Vielen Autoren kann der gute Wille zur Wahrheitsfindung nicht abgesprochen werden. In andern Fällen ist jedoch der tendenziöse und oft polemische Charakter der Erörterungen unverkennbar.
Die
Wissenschaftler haben zwar richtig erkannt, daß das Evangelium nachträglich
verändert worden ist, aber sie sind bei der Ausmerzung der unechten Stellen
weit über das Ziel hinausgeschossen. Mit dem Unkraut haben sie viel gute
Frucht mit herausgerissen.
Die ins Extrem getriebene historische Kritik hat ihre Grenzen nicht erkannt,
so daß sie sich immer wieder selbst korrigieren mußte. Wenn Zahrnt darauf
hinweist, daß es schwierig sei, "mit Sicherheit zu entscheiden, was aus dem
nachösterlichen Glauben der Gemeinde stammt und was auf Jesus selbst
zurückgeht" 43, so ist ihm beizupflichten. Nicht folgen können wir ihm, wenn er
meint, daß "nur radikale Kritik zum Ziel führt" 44, und daß man auf diese Weise
"ein kritisch gesichertes Minimum erhält" 45
Was nämlich übriggeblieben ist bei dieser Methode, ist ein Trümmerhaufen
gesprengter Fundamente des christlichen Glaubens. Der Begriff "Christentum" ist umfunktioniert worden in etwas, was mit der Lehre Jesu und seiner Person nur noch wenig gemein hat.

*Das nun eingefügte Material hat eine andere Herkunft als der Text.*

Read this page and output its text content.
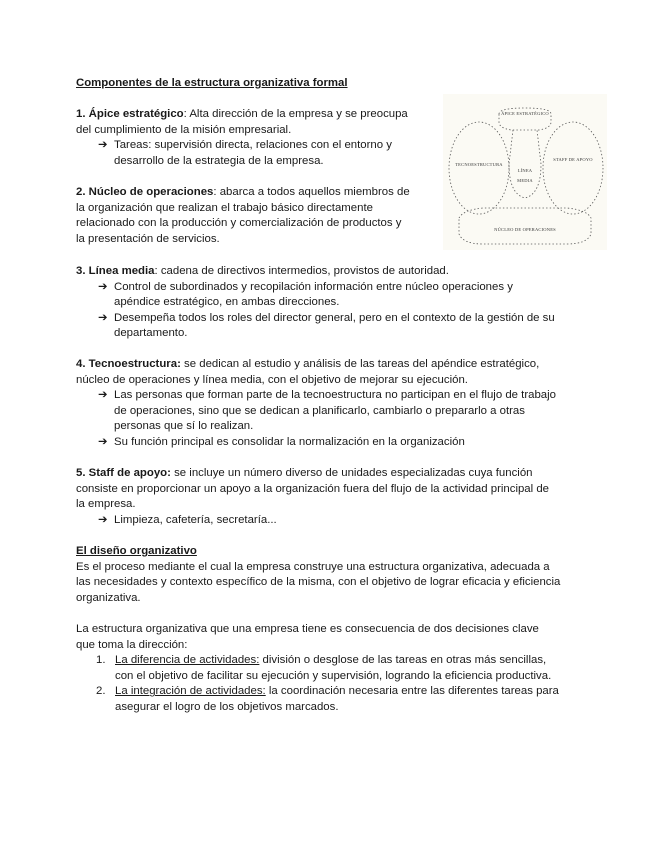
Componentes de la estructura organizativa formal

1. Ápice estratégico: Alta dirección de la empresa y se preocupa

del cumplimiento de la misión empresarial.

➔ Tareas: supervisión directa, relaciones con el entorno y

desarrollo de la estrategia de la empresa.

2. Núcleo de operaciones: abarca a todos aquellos miembros de

la organización que realizan el trabajo básico directamente

relacionado con la producción y comercialización de productos y

la presentación de servicios.

ÁPICE ESTRATÉGICO
TECNOESTRUCTURA
STAFF DE APOYO
LÍNEA
MEDIA
NÚCLEO DE OPERACIONES

3. Línea media: cadena de directivos intermedios, provistos de autoridad.

➔ Control de subordinados y recopilación información entre núcleo operaciones y

apéndice estratégico, en ambas direcciones.

➔ Desempeña todos los roles del director general, pero en el contexto de la gestión de su

departamento.

4. Tecnoestructura: se dedican al estudio y análisis de las tareas del apéndice estratégico,

núcleo de operaciones y línea media, con el objetivo de mejorar su ejecución.

➔ Las personas que forman parte de la tecnoestructura no participan en el flujo de trabajo

de operaciones, sino que se dedican a planificarlo, cambiarlo o prepararlo a otras

personas que sí lo realizan.

➔ Su función principal es consolidar la normalización en la organización

5. Staff de apoyo: se incluye un número diverso de unidades especializadas cuya función

consiste en proporcionar un apoyo a la organización fuera del flujo de la actividad principal de

la empresa.

➔ Limpieza, cafetería, secretaría...

El diseño organizativo

Es el proceso mediante el cual la empresa construye una estructura organizativa, adecuada a

las necesidades y contexto específico de la misma, con el objetivo de lograr eficacia y eficiencia

organizativa.

La estructura organizativa que una empresa tiene es consecuencia de dos decisiones clave

que toma la dirección:

1. La diferencia de actividades: división o desglose de las tareas en otras más sencillas,

con el objetivo de facilitar su ejecución y supervisión, logrando la eficiencia productiva.

2. La integración de actividades: la coordinación necesaria entre las diferentes tareas para

asegurar el logro de los objetivos marcados.
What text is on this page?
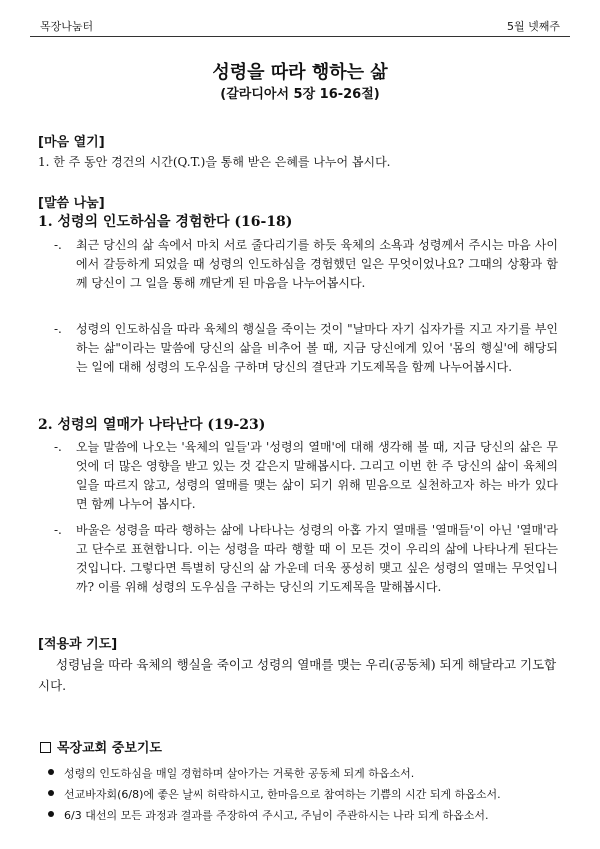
목장나눔터	5월 넷째주
성령을 따라 행하는 삶
(갈라디아서 5장 16-26절)
[마음 열기]
1. 한 주 동안 경건의 시간(Q.T.)을 통해 받은 은혜를 나누어 봅시다.
[말씀 나눔]
1. 성령의 인도하심을 경험한다 (16-18)
-. 최근 당신의 삶 속에서 마치 서로 줄다리기를 하듯 육체의 소욕과 성령께서 주시는 마음 사이에서 갈등하게 되었을 때 성령의 인도하심을 경험했던 일은 무엇이었나요? 그때의 상황과 함께 당신이 그 일을 통해 깨닫게 된 마음을 나누어봅시다.
-. 성령의 인도하심을 따라 육체의 행실을 죽이는 것이 "날마다 자기 십자가를 지고 자기를 부인하는 삶"이라는 말씀에 당신의 삶을 비추어 볼 때, 지금 당신에게 있어 '몸의 행실'에 해당되는 일에 대해 성령의 도우심을 구하며 당신의 결단과 기도제목을 함께 나누어봅시다.
2. 성령의 열매가 나타난다 (19-23)
-. 오늘 말씀에 나오는 '육체의 일들'과 '성령의 열매'에 대해 생각해 볼 때, 지금 당신의 삶은 무엇에 더 많은 영향을 받고 있는 것 같은지 말해봅시다. 그리고 이번 한 주 당신의 삶이 육체의 일을 따르지 않고, 성령의 열매를 맺는 삶이 되기 위해 믿음으로 실천하고자 하는 바가 있다면 함께 나누어 봅시다.
-. 바울은 성령을 따라 행하는 삶에 나타나는 성령의 아홉 가지 열매를 '열매들'이 아닌 '열매'라고 단수로 표현합니다. 이는 성령을 따라 행할 때 이 모든 것이 우리의 삶에 나타나게 된다는 것입니다. 그렇다면 특별히 당신의 삶 가운데 더욱 풍성히 맺고 싶은 성령의 열매는 무엇입니까? 이를 위해 성령의 도우심을 구하는 당신의 기도제목을 말해봅시다.
[적용과 기도]
성령님을 따라 육체의 행실을 죽이고 성령의 열매를 맺는 우리(공동체) 되게 해달라고 기도합시다.
목장교회 중보기도
성령의 인도하심을 매일 경험하며 살아가는 거룩한 공동체 되게 하옵소서.
선교바자회(6/8)에 좋은 날씨 허락하시고, 한마음으로 참여하는 기쁨의 시간 되게 하옵소서.
6/3 대선의 모든 과정과 결과를 주장하여 주시고, 주님이 주관하시는 나라 되게 하옵소서.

Die Menschheit kann offenbar nur in
Extremen leben. Einerseits herrschte bis vor kurzem in der Kirche ein strenger
und enger Biblizismus, der die Unstimmigkeiten und Verfälschungen nicht
ruchbar werden lassen wollte, andererseits ist bei liberalen Forschern oft eine
geradezu herostratische Zerstörungslust festzustellen, die alles wie mit Säure
zerfrißt, so daß schließlich das ganze Evangelium in einen Mythos aufgelöst
wird.
Es wird nicht begriffen, daß man es beim Evangelium mit einem "neuen
literarischen Genus" zu tun hat, und daß man bei Jesus nicht die gleiche
analytische Methode anwenden kann wie bei einer Biographie historisch
bekannter Gestalten, wie Alexander d. Gr. oder Napoleon.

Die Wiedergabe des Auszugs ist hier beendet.